元「ブルゾンちえみ」藤原しおりが勇気を出して声を上げたこと―アマゾン大炎上と肉を食べるということ
昨年夏、世界中が悲しみ、また憤ったアマゾン熱帯雨林の大規模火災。日本のメディアはほとんど報道することもなく、人々の注目を集めることもないが、環境を軽視する「ブラジルのトランプ」ことボルソナロ大統領の下、今年もアマゾン熱帯雨林で大規模な火災が発生しており、しかも、それは過去最悪のペースだというのだ。ブラジル国立宇宙研究所によれば、今年の1月~8月の間で東京都15個分の面積が焼失してしまったという。そんな中、アマゾンの危機に対し私達ができることをやろうと声を上げたのが、「ブルゾンちえみ」として知られ、現在は本名で活動しているタレントの藤原しおりさんだ。
○動画でアマゾン危機を訴える
本日正午に、環境保護団体「グリーンピース・ジャパン」が公開した動画に、藤原さんが登場。「アマゾンの森林火災は昨年より20%も増加しています」「アマゾンの熱帯雨林の5分の1が既に破壊されています」と危機的な状況を訴えている。
どうしてこのようなことが起きているのか。藤原さんは動画の中で「アマゾンの森林火災は自然災害ではありません」「その大きな要因にお肉の生産があります」と指摘する。「お肉を生産するにはたくさんの土地が必要です。牛や豚を放牧する場所を確保したり、大豆などのエサも育てる必要があるからです。
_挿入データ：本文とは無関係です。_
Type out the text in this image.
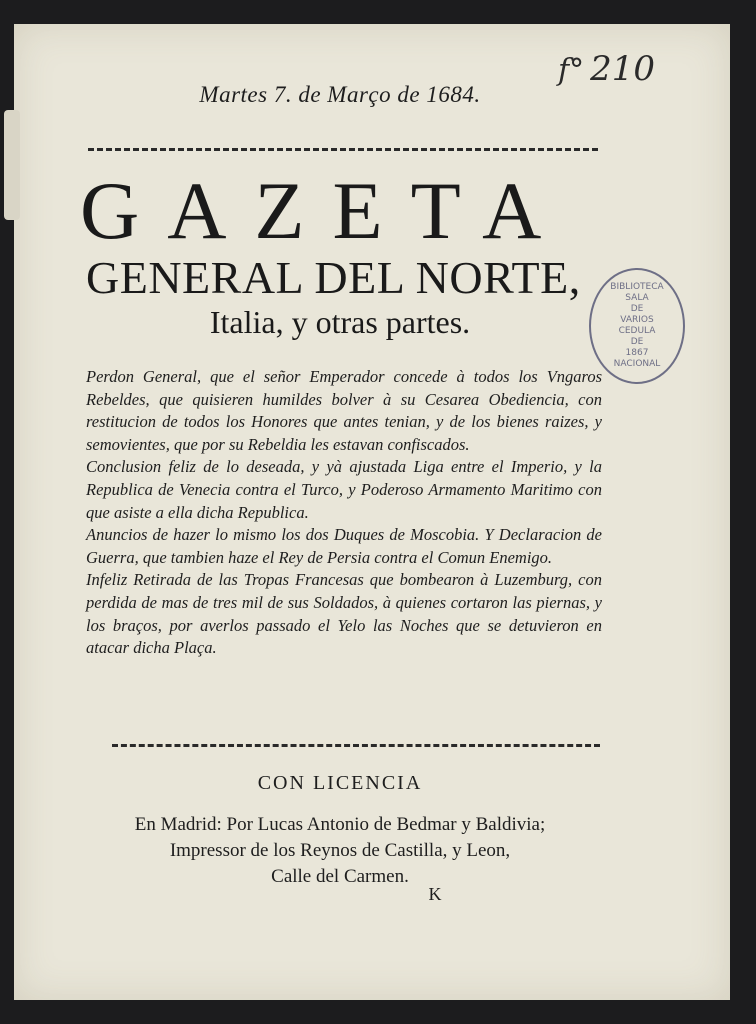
f° 210
Martes 7. de Março de 1684.
GAZETA
GENERAL DEL NORTE,
Italia, y otras partes.
BIBLIOTECA
SALA
DE
VARIOS
CEDULA
DE
1867
NACIONAL

Perdon General, que el señor Emperador concede à todos los Vngaros Rebeldes, que quisieren humildes bolver à su Cesarea Obediencia, con restitucion de todos los Honores que antes tenian, y de los bienes raizes, y semovientes, que por su Rebeldia les estavan confiscados.

Conclusion feliz de lo deseada, y yà ajustada Liga entre el Imperio, y la Republica de Venecia contra el Turco, y Poderoso Armamento Maritimo con que asiste a ella dicha Republica.

Anuncios de hazer lo mismo los dos Duques de Moscobia. Y Declaracion de Guerra, que tambien haze el Rey de Persia contra el Comun Enemigo.

Infeliz Retirada de las Tropas Francesas que bombearon à Luzemburg, con perdida de mas de tres mil de sus Soldados, à quienes cortaron las piernas, y los braços, por averlos passado el Yelo las Noches que se detuvieron en atacar dicha Plaça.

CON LICENCIA
En Madrid: Por Lucas Antonio de Bedmar y Baldivia;
Impressor de los Reynos de Castilla, y Leon,
Calle del Carmen.
K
その土地を作るためにアマゾンの森に火が放たれ、切り開かれ、更地にされています」。
藤原さんは「アマゾンの火災の問題は森が破壊されることだけではありません」とも言う。「森が破壊されると土の中に蓄えられていた大量の炭素が空気中に放出されます。温暖化を加速させる二酸化炭素です」「(アマゾン熱帯雨林など森林を破壊してつくられた牧場の)牛などのゲップからは、二酸化炭素よりもっと温暖化を加速させるメタンガスが放出されます。車や飛行機、電車や船などの全ての交通と同じくらいの温室効果ガスがこうした工業型農業から出ているんです」「7月の豪雨や勢いを増す台風のように私達の生活はすでに気候変動によって脅かされています」。
【動画】深刻なアマゾン熱帯雨林の大規模火災(フランス24)
○私達ができることは?
アマゾンの熱帯雨林を守るため、私達に何ができるか。藤原さんは2つのことを動画の中で訴えている。まず、肉を食べる量を減らすこと。日本人は週平均で600グラムの肉を食べているが、それを300グラムに半減させれば、「地球が持続可能な量」になると言う。もう一つは、ブラジル政府に対し、アマゾンの森を切り売りせず、逆に森を回復させるよう、署名などで伝えることだ。
動画の中で藤原さんは、昨年の夏、初めて自身のSNSで地球温暖化について意見表明した時を「実は少し勇気が必要でした。でも、投稿にはたくさんの共感の声が集まって、ああ、みんな気になってたんだな、みんなも何かしたいと思っていたんだなということがわかりました」と振り返り、動画の締めくくりで「勇気を出して声を届けてみませんか」と呼びかけた。
農水省によれば、家畜飼料となる大豆の内、日本が輸入しているブラジル産のものは年間56万トン、米国産に次いで第2位だ(2018年実績)。また、在ブラジル日本大使館によれば、ブラジルの対日輸出の内、「鶏肉」は19%と、「鉄鉱石」に次いで多い(2019年実績)。藤原さんが言うように、日本の人々にとっても、アマゾン熱帯雨林の危機は他人事ではない。
○みんなの『ちょっと』が集まれば大きな力に
藤原さんは、動画に込めた思いを以下のように語っている。
「人はきっと、生きてるだけでなんらかのダメージを地球に与えてる。そのダメージを『ゼロにすること』は無理だけど『小さくすること』は出来るんじゃないかなって思ってます。みんなの『ちょっと』が集まれば大きな力になる。自分にできることを、ちょっとずつ、一緒にやっていきませんか?」(藤原さんのメッセージより)。
地球環境の危機がかつてないほど深刻となり、人類の存亡すらも危ぶまれている中で、私達一人一人が意識を変え行動していくことは、やはり必要なのであろう。